A discussion on the ritual use of early axe blade forms may be found in “Neolithic Blades: Feast & Ritual.” Sam Bernstein. Orientations Magazine. December 1993. Pages 59-61. The article is also published in Collecting Chinese Art. Sam Bernstein. University of Washington Press, 2000. Pages 22-27.
An overview of ceremonial jade blades may be found in Chinese Jade from the Neolithic to the Qing. Jessica Rawson. London: British Museum Press, 1995. Section Ten, pp.167-196. Similar examples are illustrated on plates 10:19 and 10:20.

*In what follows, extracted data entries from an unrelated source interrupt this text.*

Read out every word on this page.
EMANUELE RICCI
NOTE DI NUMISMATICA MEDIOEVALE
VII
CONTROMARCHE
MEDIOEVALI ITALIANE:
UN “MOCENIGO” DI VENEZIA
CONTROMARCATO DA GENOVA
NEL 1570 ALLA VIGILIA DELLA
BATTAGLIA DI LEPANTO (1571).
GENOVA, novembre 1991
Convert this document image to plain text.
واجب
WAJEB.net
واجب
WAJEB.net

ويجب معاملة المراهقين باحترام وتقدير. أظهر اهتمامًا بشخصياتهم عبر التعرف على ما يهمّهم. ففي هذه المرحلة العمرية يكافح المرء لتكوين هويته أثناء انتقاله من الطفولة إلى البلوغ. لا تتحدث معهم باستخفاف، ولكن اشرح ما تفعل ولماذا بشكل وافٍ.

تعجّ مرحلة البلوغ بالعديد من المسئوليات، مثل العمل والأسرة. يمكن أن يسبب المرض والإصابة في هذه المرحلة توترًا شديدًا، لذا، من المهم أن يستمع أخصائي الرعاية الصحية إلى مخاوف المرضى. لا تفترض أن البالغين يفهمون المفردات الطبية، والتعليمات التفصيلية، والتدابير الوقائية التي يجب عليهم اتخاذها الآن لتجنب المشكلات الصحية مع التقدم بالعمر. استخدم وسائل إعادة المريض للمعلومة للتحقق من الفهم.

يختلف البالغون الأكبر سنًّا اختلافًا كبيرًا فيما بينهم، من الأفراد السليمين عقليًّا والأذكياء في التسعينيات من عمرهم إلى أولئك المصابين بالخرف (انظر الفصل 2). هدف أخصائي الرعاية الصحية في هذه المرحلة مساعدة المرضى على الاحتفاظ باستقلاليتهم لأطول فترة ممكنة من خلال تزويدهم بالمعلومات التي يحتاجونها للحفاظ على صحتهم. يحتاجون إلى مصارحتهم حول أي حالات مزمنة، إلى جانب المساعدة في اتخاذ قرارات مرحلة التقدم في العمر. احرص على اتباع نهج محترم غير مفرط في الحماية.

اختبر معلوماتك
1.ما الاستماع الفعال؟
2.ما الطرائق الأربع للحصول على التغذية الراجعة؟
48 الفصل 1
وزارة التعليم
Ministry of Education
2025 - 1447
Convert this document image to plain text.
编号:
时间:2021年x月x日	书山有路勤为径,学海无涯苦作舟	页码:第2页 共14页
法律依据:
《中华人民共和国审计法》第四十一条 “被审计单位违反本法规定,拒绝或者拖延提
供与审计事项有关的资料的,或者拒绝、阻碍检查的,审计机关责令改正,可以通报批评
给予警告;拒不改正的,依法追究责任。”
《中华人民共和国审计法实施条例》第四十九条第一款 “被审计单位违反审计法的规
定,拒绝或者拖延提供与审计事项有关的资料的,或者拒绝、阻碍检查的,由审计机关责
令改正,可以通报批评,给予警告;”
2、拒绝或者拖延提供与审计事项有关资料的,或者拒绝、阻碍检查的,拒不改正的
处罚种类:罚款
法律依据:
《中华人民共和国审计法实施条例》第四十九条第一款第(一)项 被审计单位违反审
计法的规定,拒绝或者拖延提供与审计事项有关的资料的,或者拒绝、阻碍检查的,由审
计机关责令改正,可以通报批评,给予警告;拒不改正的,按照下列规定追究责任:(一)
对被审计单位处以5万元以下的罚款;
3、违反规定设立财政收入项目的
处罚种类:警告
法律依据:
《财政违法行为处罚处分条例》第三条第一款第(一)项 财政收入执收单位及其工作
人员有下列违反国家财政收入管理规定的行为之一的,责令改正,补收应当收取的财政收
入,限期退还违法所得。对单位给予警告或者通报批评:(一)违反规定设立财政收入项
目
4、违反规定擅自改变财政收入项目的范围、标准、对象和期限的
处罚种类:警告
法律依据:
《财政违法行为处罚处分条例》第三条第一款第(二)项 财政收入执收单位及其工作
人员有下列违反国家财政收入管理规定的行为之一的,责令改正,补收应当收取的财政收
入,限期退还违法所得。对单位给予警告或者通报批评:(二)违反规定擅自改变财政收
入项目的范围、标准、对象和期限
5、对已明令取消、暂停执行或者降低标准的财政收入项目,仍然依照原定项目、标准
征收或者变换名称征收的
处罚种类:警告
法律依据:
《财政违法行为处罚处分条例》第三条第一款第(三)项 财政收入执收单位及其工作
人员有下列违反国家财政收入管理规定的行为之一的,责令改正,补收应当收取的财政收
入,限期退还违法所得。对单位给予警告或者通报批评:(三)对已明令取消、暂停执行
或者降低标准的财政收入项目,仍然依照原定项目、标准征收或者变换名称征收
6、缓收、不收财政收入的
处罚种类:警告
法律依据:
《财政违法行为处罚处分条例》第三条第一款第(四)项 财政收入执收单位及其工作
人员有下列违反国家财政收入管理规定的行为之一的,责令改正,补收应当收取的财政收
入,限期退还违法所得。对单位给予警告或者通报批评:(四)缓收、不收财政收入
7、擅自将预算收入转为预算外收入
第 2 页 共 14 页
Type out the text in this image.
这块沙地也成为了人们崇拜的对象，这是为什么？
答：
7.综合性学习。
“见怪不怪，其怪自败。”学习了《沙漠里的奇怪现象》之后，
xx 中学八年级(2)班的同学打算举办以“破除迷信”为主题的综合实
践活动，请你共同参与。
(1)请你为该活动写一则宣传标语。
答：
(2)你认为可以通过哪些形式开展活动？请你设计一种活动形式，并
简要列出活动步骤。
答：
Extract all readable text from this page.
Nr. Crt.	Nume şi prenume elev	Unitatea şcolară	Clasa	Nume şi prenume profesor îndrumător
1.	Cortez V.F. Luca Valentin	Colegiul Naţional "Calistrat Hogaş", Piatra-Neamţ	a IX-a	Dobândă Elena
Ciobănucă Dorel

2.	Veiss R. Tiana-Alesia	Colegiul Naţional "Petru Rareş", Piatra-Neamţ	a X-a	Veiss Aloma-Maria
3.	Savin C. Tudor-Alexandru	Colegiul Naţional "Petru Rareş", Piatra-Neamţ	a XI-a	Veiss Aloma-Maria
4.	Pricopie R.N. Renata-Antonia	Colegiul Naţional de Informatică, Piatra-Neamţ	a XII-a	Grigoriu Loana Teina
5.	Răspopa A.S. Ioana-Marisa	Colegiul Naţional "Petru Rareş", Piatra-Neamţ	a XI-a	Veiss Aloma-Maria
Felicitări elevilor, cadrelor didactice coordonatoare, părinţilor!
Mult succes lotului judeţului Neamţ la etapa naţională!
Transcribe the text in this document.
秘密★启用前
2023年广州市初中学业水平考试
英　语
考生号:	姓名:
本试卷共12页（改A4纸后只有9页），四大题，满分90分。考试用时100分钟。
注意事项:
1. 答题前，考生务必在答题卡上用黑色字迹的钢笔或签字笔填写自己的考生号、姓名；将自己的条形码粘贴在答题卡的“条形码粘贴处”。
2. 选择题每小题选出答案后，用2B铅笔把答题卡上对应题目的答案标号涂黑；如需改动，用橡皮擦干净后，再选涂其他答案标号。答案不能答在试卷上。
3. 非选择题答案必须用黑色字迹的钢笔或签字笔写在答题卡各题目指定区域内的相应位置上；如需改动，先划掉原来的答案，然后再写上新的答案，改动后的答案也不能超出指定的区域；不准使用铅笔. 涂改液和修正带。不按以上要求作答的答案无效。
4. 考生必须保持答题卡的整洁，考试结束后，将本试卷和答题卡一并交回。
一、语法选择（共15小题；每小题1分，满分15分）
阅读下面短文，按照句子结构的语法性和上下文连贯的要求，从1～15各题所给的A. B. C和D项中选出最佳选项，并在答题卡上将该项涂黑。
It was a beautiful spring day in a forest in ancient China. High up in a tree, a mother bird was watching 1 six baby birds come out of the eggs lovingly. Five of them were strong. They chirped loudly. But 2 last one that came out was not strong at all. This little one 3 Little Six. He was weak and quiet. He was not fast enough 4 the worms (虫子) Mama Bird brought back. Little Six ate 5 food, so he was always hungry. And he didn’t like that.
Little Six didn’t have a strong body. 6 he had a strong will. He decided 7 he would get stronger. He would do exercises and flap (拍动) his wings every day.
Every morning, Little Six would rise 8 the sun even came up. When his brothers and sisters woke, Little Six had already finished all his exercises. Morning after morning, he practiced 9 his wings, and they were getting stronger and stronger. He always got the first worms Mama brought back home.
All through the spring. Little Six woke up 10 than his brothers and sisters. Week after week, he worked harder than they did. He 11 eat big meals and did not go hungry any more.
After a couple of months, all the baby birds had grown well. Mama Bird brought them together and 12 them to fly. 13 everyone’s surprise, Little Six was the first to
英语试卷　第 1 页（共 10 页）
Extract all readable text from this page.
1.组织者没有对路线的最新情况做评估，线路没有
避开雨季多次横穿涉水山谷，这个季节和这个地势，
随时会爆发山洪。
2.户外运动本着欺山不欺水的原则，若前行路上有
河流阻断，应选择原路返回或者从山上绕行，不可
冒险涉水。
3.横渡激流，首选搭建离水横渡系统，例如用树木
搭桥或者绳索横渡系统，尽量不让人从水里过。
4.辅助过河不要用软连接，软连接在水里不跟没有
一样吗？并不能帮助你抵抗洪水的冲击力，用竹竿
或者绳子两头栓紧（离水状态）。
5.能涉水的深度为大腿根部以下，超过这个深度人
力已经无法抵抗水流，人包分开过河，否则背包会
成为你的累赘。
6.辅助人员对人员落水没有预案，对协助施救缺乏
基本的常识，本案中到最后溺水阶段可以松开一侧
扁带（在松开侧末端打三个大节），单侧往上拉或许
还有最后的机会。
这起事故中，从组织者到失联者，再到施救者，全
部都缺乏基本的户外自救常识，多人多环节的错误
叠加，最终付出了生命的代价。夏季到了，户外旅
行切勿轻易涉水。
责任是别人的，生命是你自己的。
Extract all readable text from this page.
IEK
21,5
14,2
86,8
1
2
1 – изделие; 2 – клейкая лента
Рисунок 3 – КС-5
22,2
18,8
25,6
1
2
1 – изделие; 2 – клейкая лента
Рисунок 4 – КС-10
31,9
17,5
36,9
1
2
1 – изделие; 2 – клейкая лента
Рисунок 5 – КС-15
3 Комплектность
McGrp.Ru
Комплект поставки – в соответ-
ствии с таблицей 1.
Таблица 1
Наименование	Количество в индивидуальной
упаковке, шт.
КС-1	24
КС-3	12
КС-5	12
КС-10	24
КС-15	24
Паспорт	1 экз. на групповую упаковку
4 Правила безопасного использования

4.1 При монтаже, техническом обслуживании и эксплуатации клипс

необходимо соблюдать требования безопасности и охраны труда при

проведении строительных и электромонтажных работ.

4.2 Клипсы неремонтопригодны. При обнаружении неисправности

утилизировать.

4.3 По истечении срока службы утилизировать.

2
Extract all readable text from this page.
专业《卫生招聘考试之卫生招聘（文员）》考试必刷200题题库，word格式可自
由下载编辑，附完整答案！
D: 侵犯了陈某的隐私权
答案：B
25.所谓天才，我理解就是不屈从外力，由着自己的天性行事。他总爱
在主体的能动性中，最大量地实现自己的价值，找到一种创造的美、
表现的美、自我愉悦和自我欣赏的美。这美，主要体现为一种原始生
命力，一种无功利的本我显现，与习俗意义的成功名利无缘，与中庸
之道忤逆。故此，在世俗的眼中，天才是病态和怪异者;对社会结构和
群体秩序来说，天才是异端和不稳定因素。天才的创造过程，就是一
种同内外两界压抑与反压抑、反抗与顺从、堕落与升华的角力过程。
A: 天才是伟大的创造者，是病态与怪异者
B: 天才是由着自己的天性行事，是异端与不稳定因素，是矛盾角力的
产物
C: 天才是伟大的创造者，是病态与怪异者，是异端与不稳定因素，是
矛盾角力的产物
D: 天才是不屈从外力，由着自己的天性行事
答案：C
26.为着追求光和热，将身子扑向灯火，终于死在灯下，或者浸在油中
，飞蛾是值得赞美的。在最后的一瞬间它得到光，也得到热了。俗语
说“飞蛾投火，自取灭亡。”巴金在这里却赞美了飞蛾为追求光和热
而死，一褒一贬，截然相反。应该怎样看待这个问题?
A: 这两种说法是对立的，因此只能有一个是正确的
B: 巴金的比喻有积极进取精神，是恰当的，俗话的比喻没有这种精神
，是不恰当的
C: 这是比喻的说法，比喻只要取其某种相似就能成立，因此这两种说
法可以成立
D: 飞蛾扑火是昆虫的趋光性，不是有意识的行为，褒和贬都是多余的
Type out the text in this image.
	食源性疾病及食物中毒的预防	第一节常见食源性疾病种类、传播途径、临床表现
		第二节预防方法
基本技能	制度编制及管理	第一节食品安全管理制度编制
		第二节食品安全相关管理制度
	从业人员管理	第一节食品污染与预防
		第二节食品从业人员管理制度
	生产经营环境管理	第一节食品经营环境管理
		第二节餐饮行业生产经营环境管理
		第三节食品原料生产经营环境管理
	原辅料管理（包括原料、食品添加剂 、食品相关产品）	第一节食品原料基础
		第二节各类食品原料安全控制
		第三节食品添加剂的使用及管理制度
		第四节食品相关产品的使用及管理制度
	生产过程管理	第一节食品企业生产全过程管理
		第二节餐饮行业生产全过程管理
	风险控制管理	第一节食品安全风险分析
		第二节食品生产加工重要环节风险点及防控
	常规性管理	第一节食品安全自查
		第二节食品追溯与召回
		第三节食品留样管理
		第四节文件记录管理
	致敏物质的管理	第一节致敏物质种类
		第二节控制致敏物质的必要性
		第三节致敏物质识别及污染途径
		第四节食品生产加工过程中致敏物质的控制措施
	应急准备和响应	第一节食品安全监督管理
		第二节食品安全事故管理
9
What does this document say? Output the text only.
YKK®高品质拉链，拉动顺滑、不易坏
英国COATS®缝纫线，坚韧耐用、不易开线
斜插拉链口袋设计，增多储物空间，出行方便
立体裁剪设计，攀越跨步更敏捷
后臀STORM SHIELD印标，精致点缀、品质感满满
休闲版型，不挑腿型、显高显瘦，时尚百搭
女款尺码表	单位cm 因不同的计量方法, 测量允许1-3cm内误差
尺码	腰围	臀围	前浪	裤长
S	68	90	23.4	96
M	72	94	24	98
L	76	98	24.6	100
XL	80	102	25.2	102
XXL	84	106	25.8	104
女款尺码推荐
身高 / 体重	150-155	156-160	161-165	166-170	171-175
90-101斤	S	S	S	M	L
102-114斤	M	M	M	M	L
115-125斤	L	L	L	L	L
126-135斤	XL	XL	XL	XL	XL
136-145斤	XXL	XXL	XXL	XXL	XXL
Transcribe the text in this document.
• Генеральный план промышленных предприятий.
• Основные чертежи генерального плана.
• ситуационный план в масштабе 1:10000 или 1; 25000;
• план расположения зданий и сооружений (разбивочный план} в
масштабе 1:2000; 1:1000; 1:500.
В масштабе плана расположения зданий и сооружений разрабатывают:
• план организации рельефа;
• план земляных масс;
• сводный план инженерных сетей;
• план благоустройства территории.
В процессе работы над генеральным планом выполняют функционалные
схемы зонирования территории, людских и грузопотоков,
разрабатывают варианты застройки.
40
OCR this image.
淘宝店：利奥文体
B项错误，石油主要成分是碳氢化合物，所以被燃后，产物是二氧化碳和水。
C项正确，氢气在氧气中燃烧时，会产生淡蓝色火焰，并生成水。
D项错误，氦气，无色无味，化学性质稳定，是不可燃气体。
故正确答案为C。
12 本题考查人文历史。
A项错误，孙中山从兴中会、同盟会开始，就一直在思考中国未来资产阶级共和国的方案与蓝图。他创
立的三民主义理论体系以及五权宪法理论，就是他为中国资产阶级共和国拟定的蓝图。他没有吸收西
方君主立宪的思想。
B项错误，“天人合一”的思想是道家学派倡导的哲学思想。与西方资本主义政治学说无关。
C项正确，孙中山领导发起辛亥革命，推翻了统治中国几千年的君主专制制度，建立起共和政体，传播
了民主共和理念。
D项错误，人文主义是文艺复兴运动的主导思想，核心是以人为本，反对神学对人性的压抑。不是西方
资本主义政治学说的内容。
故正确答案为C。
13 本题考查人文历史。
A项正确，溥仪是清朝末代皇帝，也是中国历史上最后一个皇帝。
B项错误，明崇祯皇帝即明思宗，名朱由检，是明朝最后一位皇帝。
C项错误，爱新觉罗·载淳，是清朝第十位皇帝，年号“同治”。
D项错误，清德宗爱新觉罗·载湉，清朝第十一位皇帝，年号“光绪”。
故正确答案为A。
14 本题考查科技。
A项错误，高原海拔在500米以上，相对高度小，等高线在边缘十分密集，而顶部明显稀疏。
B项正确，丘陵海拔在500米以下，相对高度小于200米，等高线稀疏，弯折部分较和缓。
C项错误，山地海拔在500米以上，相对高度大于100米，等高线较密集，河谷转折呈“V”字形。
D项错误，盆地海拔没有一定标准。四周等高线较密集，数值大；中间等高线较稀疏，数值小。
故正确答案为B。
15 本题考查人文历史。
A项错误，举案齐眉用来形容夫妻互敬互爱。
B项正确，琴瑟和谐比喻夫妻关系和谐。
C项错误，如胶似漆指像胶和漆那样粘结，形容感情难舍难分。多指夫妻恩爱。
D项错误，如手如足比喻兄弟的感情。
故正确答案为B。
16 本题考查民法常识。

For an informative discussion of Shang period ritual objects, see The Archaeology of Ancient China. Chang Kwang-chih. Yale University Press, London, 1986. Fourth Edition. Pages 317-338.
For an informative discussion of jade ritual objects, see The Great Bronze Age of China. Wen Fong, ed. New York: The Metropolitan Museum of Art, Alfred A. Knopf, 1980. Pages 76-77, figure 21, and 82-83, figure 3.